A couple examples of annual weeds: Purslane   Crab Grass These are particularly prolific. A single plant allowed to go to seed can deposit hundreds, if not thousands of seeds. Other invasive grasses are often generically called Crab Grass. Crab Grass has a defense method similar to many other weeds. If you try to pull it, it will break off, leaving the roots anchored in the soil. Within days new growth appears with seed heads developing. 

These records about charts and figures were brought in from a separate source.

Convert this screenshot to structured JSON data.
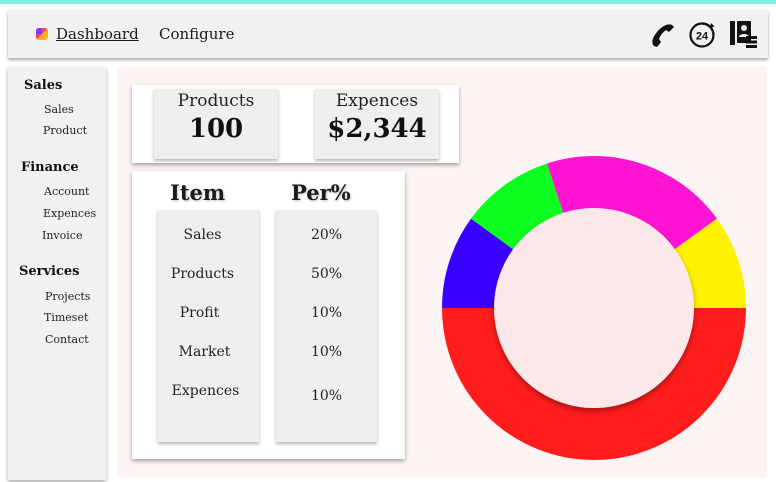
{
  "header": {
    "brand_icon": "app-logo-icon",
    "nav": [
      {
        "label": "Dashboard"
      },
      {
        "label": "Configure"
      }
    ],
    "icons": [
      "phone-icon",
      "clock-24-icon",
      "contacts-icon"
    ],
    "clock_label": "24"
  },
  "sidebar": {
    "groups": [
      {
        "title": "Sales",
        "items": [
          "Sales",
          "Product"
        ]
      },
      {
        "title": "Finance",
        "items": [
          "Account",
          "Expences",
          "Invoice"
        ]
      },
      {
        "title": "Services",
        "items": [
          "Projects",
          "Timeset",
          "Contact"
        ]
      }
    ]
  },
  "stats": {
    "products": {
      "label": "Products",
      "value": "100"
    },
    "expences": {
      "label": "Expences",
      "value": "$2,344"
    }
  },
  "table": {
    "headers": [
      "Item",
      "Per%"
    ],
    "rows": [
      {
        "item": "Sales",
        "per": "20%"
      },
      {
        "item": "Products",
        "per": "50%"
      },
      {
        "item": "Profit",
        "per": "10%"
      },
      {
        "item": "Market",
        "per": "10%"
      },
      {
        "item": "Expences",
        "per": "10%"
      }
    ]
  },
  "chart_data": {
    "type": "pie",
    "donut": true,
    "values": [
      50,
      10,
      10,
      20,
      10
    ],
    "colors": [
      "#ff1c1c",
      "#3a00ff",
      "#0cff1f",
      "#ff14d4",
      "#fff200"
    ],
    "center_color": "#fce8e8",
    "title": "",
    "legend": "none"
  }
}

Perennial weeds: Field Bind Weed (AKA Morning Glory)  is especially tenacious with a root system as much as 15+ feet straight down. Simple cultivation will not kill it but it is still important as it will kill new seedlings.   The two-leaf seedling root is about 3 inches long and easily taken out. By the time the seedling develops secondary leaves, the root can already be 10 to 12 inches. Unless you're very particular about your lawn, you don't need to worry about Bind Weed in the grass. Continuous mowing keeps it from becoming overgrown and unsightly. In garden areas I have found success by pulling and/or chopping it out during the spring and summer. Around August I let it grow and then spray it in late September (which means sacrificing bedding plants at the end of their season). Being a true perennial, it is taking its strength into its roots for winter storage. Late spraying maximizes the effectiveness on the entire root. Any broad leaf herbicide will work. I like to use 2-4D 

A few more perennial weeds: Couch Grass  Mallow  Dandelion Mature Mallow and Dandelion have large, heavy roots that must be removed to kill the plant. In early spring, when the Tulips and Daffodils are blooming, I use a narrow trenching shovel to uproot the Dandelion and Mallow in garden areas. The new seedlings are easy to control with cultivation. When these plants become a problem in the lawn, 2-4D is very effective as it does not harm the grass. Couch Grass is very hardy and invasive. Its needle point rhizomes can penetrate potatoes and other semi solid objects. When chopping or pulling the grass, if a small piece of the rhizome  is left in the soil it will sprout and spread. Spraying is the most effective way to control Couch Grass which means that if it gets into the lawn, that section of grass will die and have to be replanted.

Weed control is a battle that can be won. Cultivation is the best all around method of control. Soil condition makes cultivating either a chore or a pleasure. The better the soil, the better your tools perform. Cultivating time is relaxing and a time of bonding with the garden.